The prestige of Czech civil servants at the beginning of a new millenium is not too high. The prevailing public opinion is that there are too many of them, they are ineffective and that the majority of them take bribes. Alena Skodova has this report:

An opinion poll carried out last year by Transparency International, an organisation dealing with corruption, showed that one third of those polled thought that without bribes the Czech state administration would cease to function. Twenty four percent of respondents admitted that in the past three years they had been in a situation where a bribe was expected. Following the Velvet Revolution, all supervisory bodies that monitored state institutions were gradually abolished. And so, someone waiting for a building permit for months might be surprised to see their well-off neighbour receiving the same permit within just a few days. There are frequent complaints about corrupt civil servants.

Are there too many of them? At the beginning of this year, the Czech Republic had 160,000 civil servants. If we add policemen, judges, firemen and soldiers to that figure, the total number of public servants is 323,000. This is much higher than in many EU countries.
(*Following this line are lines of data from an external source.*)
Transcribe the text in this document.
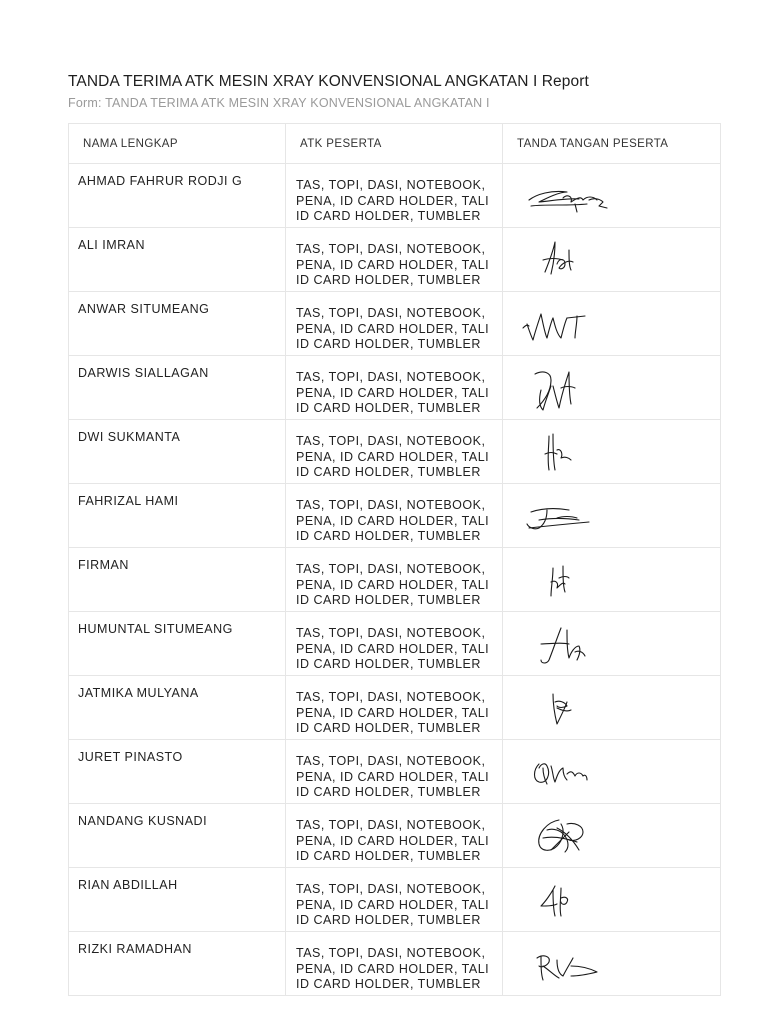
TANDA TERIMA ATK MESIN XRAY KONVENSIONAL ANGKATAN I Report
Form: TANDA TERIMA ATK MESIN XRAY KONVENSIONAL ANGKATAN I
NAMA LENGKAP	ATK PESERTA	TANDA TANGAN PESERTA

AHMAD FAHRUR RODJI G	TAS, TOPI, DASI, NOTEBOOK, PENA, ID CARD HOLDER, TALI ID CARD HOLDER, TUMBLER

ALI IMRAN	TAS, TOPI, DASI, NOTEBOOK, PENA, ID CARD HOLDER, TALI ID CARD HOLDER, TUMBLER

ANWAR SITUMEANG	TAS, TOPI, DASI, NOTEBOOK, PENA, ID CARD HOLDER, TALI ID CARD HOLDER, TUMBLER

DARWIS SIALLAGAN	TAS, TOPI, DASI, NOTEBOOK, PENA, ID CARD HOLDER, TALI ID CARD HOLDER, TUMBLER

DWI SUKMANTA	TAS, TOPI, DASI, NOTEBOOK, PENA, ID CARD HOLDER, TALI ID CARD HOLDER, TUMBLER

FAHRIZAL HAMI	TAS, TOPI, DASI, NOTEBOOK, PENA, ID CARD HOLDER, TALI ID CARD HOLDER, TUMBLER

FIRMAN	TAS, TOPI, DASI, NOTEBOOK, PENA, ID CARD HOLDER, TALI ID CARD HOLDER, TUMBLER

HUMUNTAL SITUMEANG	TAS, TOPI, DASI, NOTEBOOK, PENA, ID CARD HOLDER, TALI ID CARD HOLDER, TUMBLER

JATMIKA MULYANA	TAS, TOPI, DASI, NOTEBOOK, PENA, ID CARD HOLDER, TALI ID CARD HOLDER, TUMBLER

JURET PINASTO	TAS, TOPI, DASI, NOTEBOOK, PENA, ID CARD HOLDER, TALI ID CARD HOLDER, TUMBLER

NANDANG KUSNADI	TAS, TOPI, DASI, NOTEBOOK, PENA, ID CARD HOLDER, TALI ID CARD HOLDER, TUMBLER

RIAN ABDILLAH	TAS, TOPI, DASI, NOTEBOOK, PENA, ID CARD HOLDER, TALI ID CARD HOLDER, TUMBLER

RIZKI RAMADHAN	TAS, TOPI, DASI, NOTEBOOK, PENA, ID CARD HOLDER, TALI ID CARD HOLDER, TUMBLER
And it's also been made clear that when the Czech Republic joins the EU, the number of civil servants will go up even further. According to the chairwoman of the civil servant's trade union, Alena Vondrova, the poor reputation of civil servants could reflect their low monthly salary of 13,000 Czech crowns, or less than 400 US dollars, which is only slightly over the national average.

According to Mrs Vondrova, a higher salary would not necessarily prevent corruption, but it could increase their effectiveness. A new governmental bill, due to be debated in parliament next week, proposes that civil servant's salaries should be double salaries in the non-profit sector. But experts expect a heated debate in parliament, as opposition parties don't want a centralized model of state administration.

I took to the streets to find out what people in Prague feel about their civil servants. This elderly gentlemen, contrary to the majority of public opinion, was full of praise: "They are very nice and kind to me. They try to help me as much as they can. I hope that they don't take bribes, and I personally have never tried to bribe any of them."

No-one else on the streets of Prague that I tried to speak to would agree to talk publicly about the issue. They all said they have had bad experiences with civil servants, or had been forced to pay bribes, but refused point blank to have their comments recorded.